Part of this, says Carolyn, is making sure that she’s doing the right kind of work. “It’s better that you’re doing more higher-level thinking and planning. Sometimes I’m sitting there and writing an email on someone’s behalf, and that’s fine – but if I can involve a colleague, I can be passing on my skills and experience at the same time. I do prefer to sit in a business’ offices when I’m working, too: you get so much from just being there and seeing the business operating around you. It’s like osmosis – information going through and into you – which I wouldn’t get if I was sitting at home working remotely.”

Carolyn’s efficiency is improved further by access to a community of peers. “I’ve worked with businesses in the past that I’ve independently consulted to – it’s fine but you’re very isolated; it’s just you. The great thing with The Marketing Centre is that we really are part of a bigger group, a support network – you’re not just one person in there with the entire burden and pressure on your shoulders. I’m always chatting to my regional director or the other marketing directors, asking for recommendations or bouncing ideas off them as third parties. Whatever the issue is, there’s someone who’s done it before, who has experience of what you’re trying to do that can point you in the right direction.”

 

Nicola Webb, professional services specialist

Like Carolyn,Nicola focuses on making the most of her time. Without an in-house marketing exec or junior to move projects along in their absence, a part-time marketing director can end up spending six to eight days strategizing, she says. When a director is only present for one day each week, six to eight weeks can lapse before these plans are executed.

Despite their diversity, Nicola believes the businesses she works in ultimately have similar needs. They need to establish how they can grow and devise a plan; they need to set up CRM systems that give them useful feedback; and they often need to redesign websites and sales portals based on feedback. For the most part, Nicola says, businesses need to meet these needs with in-house staff. She offers a new perspective and can direct strategy – but, like Peter, she knows it’s all about how to help them to make change a reality.
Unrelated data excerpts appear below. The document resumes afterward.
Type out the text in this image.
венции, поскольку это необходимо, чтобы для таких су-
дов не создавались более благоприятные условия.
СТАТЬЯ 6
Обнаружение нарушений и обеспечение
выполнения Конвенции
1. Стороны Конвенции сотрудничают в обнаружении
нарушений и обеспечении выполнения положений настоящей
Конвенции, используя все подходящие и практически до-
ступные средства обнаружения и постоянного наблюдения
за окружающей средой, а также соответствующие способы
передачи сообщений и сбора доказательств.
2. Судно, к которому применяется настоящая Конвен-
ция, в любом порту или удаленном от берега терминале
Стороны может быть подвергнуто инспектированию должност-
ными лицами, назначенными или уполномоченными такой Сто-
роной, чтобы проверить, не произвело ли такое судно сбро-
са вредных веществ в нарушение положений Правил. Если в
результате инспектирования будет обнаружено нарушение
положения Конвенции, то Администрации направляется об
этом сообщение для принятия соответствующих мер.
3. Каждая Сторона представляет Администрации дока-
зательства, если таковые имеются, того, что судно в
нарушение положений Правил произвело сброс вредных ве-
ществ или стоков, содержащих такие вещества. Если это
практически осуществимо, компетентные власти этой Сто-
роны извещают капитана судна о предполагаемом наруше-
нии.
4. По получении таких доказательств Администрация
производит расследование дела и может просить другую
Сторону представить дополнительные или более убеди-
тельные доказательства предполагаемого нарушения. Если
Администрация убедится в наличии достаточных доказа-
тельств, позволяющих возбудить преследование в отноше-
“A lot of small companies, particularly owner-managed businesses, lose sight of the wood for the trees,” Nicola explains. “I’m just sitting them down and going back to basics. In one business I had to overcome a lot of resistance to doing customer satisfaction interviews, because the owner only had six customers who knew him well. I said ‘I guarantee I’ll find you one new piece of work and I may save one client relationship’, and that’s exactly what happened. “One client wanted to break into a new type of e-commerce and didn’t know we provided the necessary software. After making them aware of our other services, we got the new commission.  Another didn’t get along with his account manager at our business. He did, however, like working with another colleague who’d handled his account previously. We swapped his account to the named account manager, and it saved the customer relationship, plus £150,000 of lost turnover, and a new piece of business worth £80,000. We were a £1.5 million turnover company, so that was important. It’s fantastic making a difference.”